Kingdom Metrics performs no facial recognition and collects no biometric data. We do not generate faceprints, body geometry, or any other biometric identifiers. Each capture produces an aggregate headcount only — nothing that identifies an individual. This is our most important security property.

Encryption

Data is encrypted in transit and at rest. External connections use HTTPS; internal services authenticate to one another with mutual TLS. The database and image storage are both encrypted on disk.

Where your data lives

Kingdom Metrics infrastructure runs in the United States. Attendance records and captured images are stored on encrypted, authenticated systems and are not shared with advertising or analytics providers. We do not sell your data.

Access controls

  • Sign-in uses OpenID Connect with PKCE — your password is never transmitted to or stored by Kingdom Metrics. Sign-in with Google is supported.
  • Repeated failed sign-in attempts trigger account lockout.
  • Self-registration is disabled. Users must be invited by an administrator.
  • Role-based access ensures each user sees only their own organization's data.
  • Internal access to customer data is limited to authorized Kingdom Metrics personnel under least-privilege defaults.

Attendance capture is schedule-driven

Attendance images are only captured at the times you configure. Outside those windows we may make brief connections to your cameras for health checks, diagnostics, and onboarding tasks (for example, a placement-preview snapshot during install) — but no attendance images are captured or stored.

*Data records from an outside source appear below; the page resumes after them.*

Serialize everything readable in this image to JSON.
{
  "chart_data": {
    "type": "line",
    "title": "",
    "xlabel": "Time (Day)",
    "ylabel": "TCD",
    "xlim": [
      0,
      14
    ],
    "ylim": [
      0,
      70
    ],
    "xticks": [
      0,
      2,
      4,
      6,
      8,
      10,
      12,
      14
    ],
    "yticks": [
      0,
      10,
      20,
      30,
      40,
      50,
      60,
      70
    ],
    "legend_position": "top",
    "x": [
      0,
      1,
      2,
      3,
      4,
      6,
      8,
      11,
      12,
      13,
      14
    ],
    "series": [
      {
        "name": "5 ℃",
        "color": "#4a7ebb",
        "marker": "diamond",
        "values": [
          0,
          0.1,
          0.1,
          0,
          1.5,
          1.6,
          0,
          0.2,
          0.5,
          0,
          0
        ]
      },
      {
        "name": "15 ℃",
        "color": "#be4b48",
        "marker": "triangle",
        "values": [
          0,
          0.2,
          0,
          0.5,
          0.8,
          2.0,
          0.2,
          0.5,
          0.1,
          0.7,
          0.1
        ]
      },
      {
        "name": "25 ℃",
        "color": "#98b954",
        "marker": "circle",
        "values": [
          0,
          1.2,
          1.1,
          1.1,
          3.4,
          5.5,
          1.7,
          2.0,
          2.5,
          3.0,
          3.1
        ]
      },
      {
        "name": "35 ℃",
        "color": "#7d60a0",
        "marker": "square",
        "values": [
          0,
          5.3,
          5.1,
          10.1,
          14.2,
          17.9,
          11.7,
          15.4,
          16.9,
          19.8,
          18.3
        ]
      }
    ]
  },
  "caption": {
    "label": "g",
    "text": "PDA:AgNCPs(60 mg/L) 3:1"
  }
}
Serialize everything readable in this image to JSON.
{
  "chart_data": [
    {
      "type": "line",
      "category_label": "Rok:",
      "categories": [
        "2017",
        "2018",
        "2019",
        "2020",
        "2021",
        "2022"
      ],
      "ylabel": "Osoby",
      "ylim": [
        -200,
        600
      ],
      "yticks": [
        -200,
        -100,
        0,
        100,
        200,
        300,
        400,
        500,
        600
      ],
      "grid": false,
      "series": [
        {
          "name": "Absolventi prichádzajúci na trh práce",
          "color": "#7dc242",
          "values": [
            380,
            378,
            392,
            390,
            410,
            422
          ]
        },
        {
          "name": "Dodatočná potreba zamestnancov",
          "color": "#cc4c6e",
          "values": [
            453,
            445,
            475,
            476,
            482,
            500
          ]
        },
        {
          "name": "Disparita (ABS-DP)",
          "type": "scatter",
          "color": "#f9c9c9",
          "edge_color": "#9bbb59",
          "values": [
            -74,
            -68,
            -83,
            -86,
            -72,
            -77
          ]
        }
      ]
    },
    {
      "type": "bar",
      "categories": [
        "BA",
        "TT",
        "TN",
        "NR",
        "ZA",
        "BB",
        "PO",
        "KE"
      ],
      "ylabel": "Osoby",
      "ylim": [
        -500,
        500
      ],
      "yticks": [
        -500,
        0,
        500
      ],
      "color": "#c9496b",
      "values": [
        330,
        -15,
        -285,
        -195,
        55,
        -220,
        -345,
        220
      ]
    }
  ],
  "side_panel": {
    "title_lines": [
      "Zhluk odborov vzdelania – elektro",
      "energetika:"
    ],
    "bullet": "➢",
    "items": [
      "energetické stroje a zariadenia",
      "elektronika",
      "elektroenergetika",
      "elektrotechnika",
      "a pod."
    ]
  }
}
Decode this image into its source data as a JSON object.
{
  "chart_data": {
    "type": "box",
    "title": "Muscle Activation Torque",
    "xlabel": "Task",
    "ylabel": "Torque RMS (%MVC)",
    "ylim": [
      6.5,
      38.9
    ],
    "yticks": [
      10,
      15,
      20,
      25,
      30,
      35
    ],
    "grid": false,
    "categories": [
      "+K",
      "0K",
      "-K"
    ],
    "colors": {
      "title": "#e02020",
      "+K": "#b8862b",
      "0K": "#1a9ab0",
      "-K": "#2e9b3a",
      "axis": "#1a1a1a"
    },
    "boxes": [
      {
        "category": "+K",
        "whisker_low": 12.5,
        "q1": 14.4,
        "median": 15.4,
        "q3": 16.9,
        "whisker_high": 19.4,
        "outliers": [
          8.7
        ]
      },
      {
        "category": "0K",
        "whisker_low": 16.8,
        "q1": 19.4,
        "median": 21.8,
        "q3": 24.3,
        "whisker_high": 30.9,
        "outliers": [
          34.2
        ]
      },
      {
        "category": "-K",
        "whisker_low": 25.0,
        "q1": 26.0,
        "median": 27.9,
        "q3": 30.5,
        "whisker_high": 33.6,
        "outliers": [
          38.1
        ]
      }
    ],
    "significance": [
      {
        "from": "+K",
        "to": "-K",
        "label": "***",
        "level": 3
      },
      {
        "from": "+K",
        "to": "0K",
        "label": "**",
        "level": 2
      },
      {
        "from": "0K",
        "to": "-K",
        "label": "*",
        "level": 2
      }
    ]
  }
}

Network footprint at your site

On-site cameras make outbound connections only — no inbound ports need to be opened on your network. Whenever possible, cameras should be isolated on a dedicated VLAN with outbound internet access only.

Incident response

In the event of a confirmed data incident affecting your organization, we commit to notifying you within 72 hours, consistent with GDPR and CCPA requirements.

Privacy regulations

Our Privacy Policy addresses CCPA/CPRA, CAN-SPAM, TCPA, and COPPA. Because we collect no biometric identifiers, the Illinois Biometric Information Privacy Act (BIPA) does not apply to our headcount functionality. Our SMS Policy documents consent-based messaging and opt-out procedures.

Reporting a security issue

If you believe you have found a security vulnerability in any Kingdom Metrics service, please email [email protected]. We appreciate responsible disclosure and will acknowledge your report promptly.